First example: Senator Dorothy Hukill’s AOB reform bill, SB-596, improves on last sessions’ mixed bag. Some don’t give it, or its’ house companion (HB-1097) much of a chance but, who really knows? Besides, there appears to be substantial support for Senator Diaz de la Portilla’s SB-1248. It bans kickbacks (referral fee’s) for repair services or remediation work covered by insurance. The fine it proposes? A not too shabby $10,000 per violation!

Next, there’s some good news on the “tipping point.” Remember my previous blog titled “The Tipping Point Is Here”–about the water extractor spokesman renouncing the use of AOB by water extractors? Remember also that Florida’s roofing trade group (FRSA) testified that AOB is not only bad but, it should be done away with altogether.

Now it seems public adjusters are stepping up via The Council of Property Claim Professionals, Inc (CPCPI) which put together a white paper endorsing Senator Hukill’s bill. It said, among other things, SB-596 was a “…measured and considered approach” to solving the AOB problem.

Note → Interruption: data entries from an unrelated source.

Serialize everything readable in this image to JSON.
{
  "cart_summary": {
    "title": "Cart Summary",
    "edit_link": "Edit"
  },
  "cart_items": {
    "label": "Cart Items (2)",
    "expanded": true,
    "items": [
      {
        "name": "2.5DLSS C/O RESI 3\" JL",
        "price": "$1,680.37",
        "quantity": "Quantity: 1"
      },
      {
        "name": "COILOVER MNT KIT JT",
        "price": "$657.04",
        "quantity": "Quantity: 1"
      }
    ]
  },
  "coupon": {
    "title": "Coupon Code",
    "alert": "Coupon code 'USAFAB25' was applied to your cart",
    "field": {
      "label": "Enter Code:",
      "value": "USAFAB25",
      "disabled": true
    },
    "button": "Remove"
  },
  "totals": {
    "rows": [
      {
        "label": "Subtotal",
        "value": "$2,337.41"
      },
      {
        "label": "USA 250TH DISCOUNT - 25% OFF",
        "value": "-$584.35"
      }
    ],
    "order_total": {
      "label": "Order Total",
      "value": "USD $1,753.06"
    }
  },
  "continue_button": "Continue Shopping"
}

You can read CPCPI’s white paper here. (See Note #1 below).

And, believe it or not, there’s hopeful news from the courtroom.

Despite prior rulings that only the legislature can do so, a new strain of cases is encouraging some to believe the courts just “might” be able to solve the AOB problem, or at least a substantial portion of it.

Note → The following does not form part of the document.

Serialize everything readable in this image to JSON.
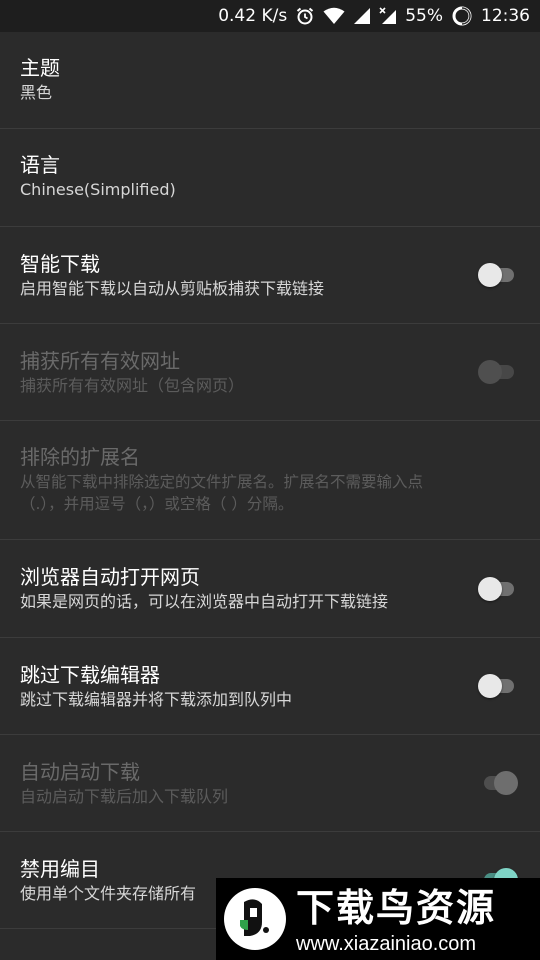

It seems lower courts have granted summary judgment to insurers who alleged that AOB interferes with the state constitutions’ homestead exemption clause. This new, very compelling line of reasoning, was delivered in oral arguments to the troublesome 4th DCA on December 15th, 2015. Learn the nuances of the argument in an article by Cristina Cambo (Rumberger, Coke & Caldwell) here. Point is, if the 4th DCA rules as it could (and should) it’s possible at least some AOB abuse will abate without the involvement of lawmakers. (See Note # 2 below).

Then there’s the media.

While the southeast papers unabashedly ignore the “parade of horribles” and the facts plainly presented by Citizens CEO, Barry Gilway, and others, there are still some signs the media may be grasping what’s going on.

In addition to a handful of articles and TV reports shared on these pages, Channel 10 reporter Christina Vazquez’s piece was another example. Both the written account and the on-air version were sub-titled “Local 10 News viewer says insurance claims wrongfully denied”. But… the main title appeared in big block letters and struck at the heart of the problem: “Be wary when signing assignment of benefits.” Watch the video here. Read the written report by Judy Reich, here.                                                                 aob-cartoon-7-28-2015                                                               click to enlarge

Finally, there’s a characteristically incisive article published by Forbes magazine (Fraud Pushing Up Premiums In Florida) and written by Steve Pociask president and CEO of the American Consumer Institute (ACI). It not only urges passage of SB-596, but it says “…While most consumers are treading water, these contractors and attorneys are getting rich”.

According to Pociask AOB will soon become Florida’s next billion-a-year fraud.


…the number of AOB lawsuits involving residential properties increased from 70 in 2009 to more than 2,000 in 2014—about a 3,000% (that’s not a typo) increase over the years, which represents an astounding average compound growth rate of nearly 100% per year. In comparison, real U.S. per capita income grew at a compound average growth rate of 0.6% per year, according to the U.S. Census. On its current track, if not stopped, this fraud will soon become a billion dollar per year business.

Next up…the bad news, including more conspiracies between PA’s, attorneys, water extractors and roofers.

Happy New Year!


NOTE #1: I learned that CPCPI was made up of former presidents of the Florida Association of Public Insurance Adjusters (FAPIA) who demurred on enough issues to prompt the formation of a separate organization. I’ve communicated on several occasions with its leadership including Ray Altieri. One notable occurrence was CPCPI endorsing a proposed reduction in the PA contingency fee cap from 20% to 15% (See “Fee Caps & Red Herrings“). This showed an obvious divergence from FAPIA in favor of policyholders. When I asked about the founding of CPCPI, Ray Alteiri provided a helpful explanation which you can read here.

NOTE #2: Again, read the article here. The 4th DCA case is important because it may invalidate AOBs on constitutional grounds. An affirmation of the lower court decision, according to Cristina Cambo, would be “…profound, far-reaching, and potentially applicable in thousands of pending cases throughout South Florida and the rest of the state.”